Шел я по каким-то окраинным улицам. Мирный снежок лежал на домах и палисадниках. На какой-то площади наблюдал учение солдат. Все было, как прежде. Маршировали то в одиночку, то отделениями, то взводами. Те же суровые голоса унтер-офицеров, тот же несчастный вид молодых солдат, вид страдающих манекенов. Внешнее их отличие от прежних — это шлем на голове, знаменитая буденовка. Да еще какие-то лацканы под старомосковских стрельцов. Ну, конечно, погон нет.
Офицеров не видно, ибо людей, занимающих у них офицерские должности, по внешности не отличишь. Правда, я знал, что отличать должность надо по воротникам: треугольники на воротнике обозначают то, что у нас были нижние чины, квадраты — это приблизительно обер-офицеры, ромбы — это штаб-офицеры и генералитет. Но к этой штуке надо внимательно присматриваться, во всем же остальном офицеров не отличишь от солдат.
В особенности я это заметил, когда встретил роту, которая шла по улице. Шли они в порядке, пели песни. Характер этих солдатских песен все тот же. Как было, так и сейчас. Но слова совсем новые. Я уловил нечто «злободневное», из которого понял только одну фразу, что-то насчет их подвигов, в число которых входил и Крым. На офицерских местах двигались фигуры, которые явно были начальниками, но удивительно похожие на всех остальных. Это мне напомнило приказ, отданный в начале великой войны, который требовал во имя сбережения офицеров, чтобы они в бою ничем не отличались от солдат. Это было сделано потому, что противник старался прежде всего выбить офицеров и тем лишить армию руководства. В этом коммунистическом прятании начальников мне почудилось нечто аналогичное. Только тут это — из области «социальной войны».
От нечего делать я стал в трамвай и поехал «до самого конца». Завезли меня Бог знает куда.
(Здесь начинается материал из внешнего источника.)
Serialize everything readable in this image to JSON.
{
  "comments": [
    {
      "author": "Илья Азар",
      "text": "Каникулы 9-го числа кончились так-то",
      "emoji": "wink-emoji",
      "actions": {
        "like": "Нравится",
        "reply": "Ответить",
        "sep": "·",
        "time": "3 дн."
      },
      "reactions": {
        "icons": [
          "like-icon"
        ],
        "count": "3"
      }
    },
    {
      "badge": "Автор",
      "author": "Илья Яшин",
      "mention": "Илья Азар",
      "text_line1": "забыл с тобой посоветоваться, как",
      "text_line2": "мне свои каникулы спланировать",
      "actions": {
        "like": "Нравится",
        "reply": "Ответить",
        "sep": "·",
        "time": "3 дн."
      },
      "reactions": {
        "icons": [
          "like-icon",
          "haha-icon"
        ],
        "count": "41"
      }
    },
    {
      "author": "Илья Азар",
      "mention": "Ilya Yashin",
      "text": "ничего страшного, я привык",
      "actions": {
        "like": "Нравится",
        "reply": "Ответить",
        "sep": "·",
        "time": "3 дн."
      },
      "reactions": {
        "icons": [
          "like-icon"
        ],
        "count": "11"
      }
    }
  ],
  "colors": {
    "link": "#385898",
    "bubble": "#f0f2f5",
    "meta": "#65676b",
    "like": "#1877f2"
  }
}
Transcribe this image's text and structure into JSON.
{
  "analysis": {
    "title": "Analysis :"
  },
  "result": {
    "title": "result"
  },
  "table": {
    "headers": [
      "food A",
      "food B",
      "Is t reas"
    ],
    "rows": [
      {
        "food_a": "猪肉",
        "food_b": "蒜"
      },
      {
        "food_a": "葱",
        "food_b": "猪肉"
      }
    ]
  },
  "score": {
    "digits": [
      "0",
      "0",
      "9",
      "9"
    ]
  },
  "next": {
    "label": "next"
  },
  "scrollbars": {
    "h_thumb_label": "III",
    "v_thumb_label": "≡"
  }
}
И там, наконец, я нашел лавчонку, которая торговала молоком. И белый хлеб был. Я весьма аппетитно позавтракал тут же на улице. Затем стал двигаться обратно. Долго сидел на скамейке у остановки трамвая и наблюдал, как постепенно просыпается жизнь. Просыпалась она медленно и как-то неохотно. Или так мне казалось от скуки.
Наконец мне посчастливилось найти парикмахера. Дело в том, что сегодня был понедельник, то есть выходной день у парикмахеров. А потому все парикмахерские, работающие наемными мастерами, были закрыты и тогда, когда другие магазины открылись. И только одного удалось мне найти, маленького парикмахера, который работал сам от себя, без мастеров. Он держал половину комнаты. А другую занимал часовщик. Вот к этому парикмахеру я и ввалился со своими чемоданами. Сказал ему:
— Вот, знаете, я из провинции приехал. Зарос совсем.
Постригите, пожалуйста, и бородку сделайте этак получше.
Он усадил меня и не без удовольствия стал проектировать:
— Так как вы голову — машинкой, не правда ли, то мы и на щеки сделаем, как бы продолжение, — машинкой спустим. А тут (он показал на подбородок) сделаем бородку, такую остренькую. Вам должно пойти…
Я согласился.
И действительно, через десять минут я к своему собственному удивлению увидел в зеркале вместо не то раввина, не то факира, которым я был перед тем, довольно приличную физиономию с острой бородкой. Я напоминал петербургского чиновника прежних времен. Парикмахер очень радовался.
Я оставил у него свой чемодан и отправился еще постранствовать. Я зашел неподалеку в небольшой шляпный магазин, где увидел в окне ассортимент фуражек. Хозяин-еврей с услужливостью примерял мне всю эту компанию. Я остановился на фуражке синего сукна с желтым кожаным козырьком, которая, по его уверениям, была самая модная. Заплатил, кажется, четыре с половиной. Когда еврей заворачивал мне мою старую меховую шапку, я (так как я представлялся прежним) спросил, какая это улица. Он ответил:
— Какая это улица? Ну, так теперь она называется улица Горвица. Хорошо, пусть будет Горвица. Она есть Большая Житомирская.
Я шел по улице Горвица совсем преображенный. Приобрел величественность взгляда и уверенность в походке, ибо на моем лице уже ясно было написано, что я советский служащий, а вовсе не какой-то смелиняк из Гомель-Гомеля.
Очень спокойно я вошел, чтобы выпить чаю, в большую столовую, которая против бывшего участка. Впрочем, он и теперь участок, тогда был полицейский, а теперь милицейский. Разница несущественная.
Большая комната была густо уставлена столиками, покрытыми белой бумагой вместо скатертей. Так как час был сравнительно ранний и почти никого не было, то было еще чисто. Надо было подходить к стойке, платить в кассу деньги, затем получать, чего душа просит. Моя душа запросила чаю и пирожков с мясом. Съела два.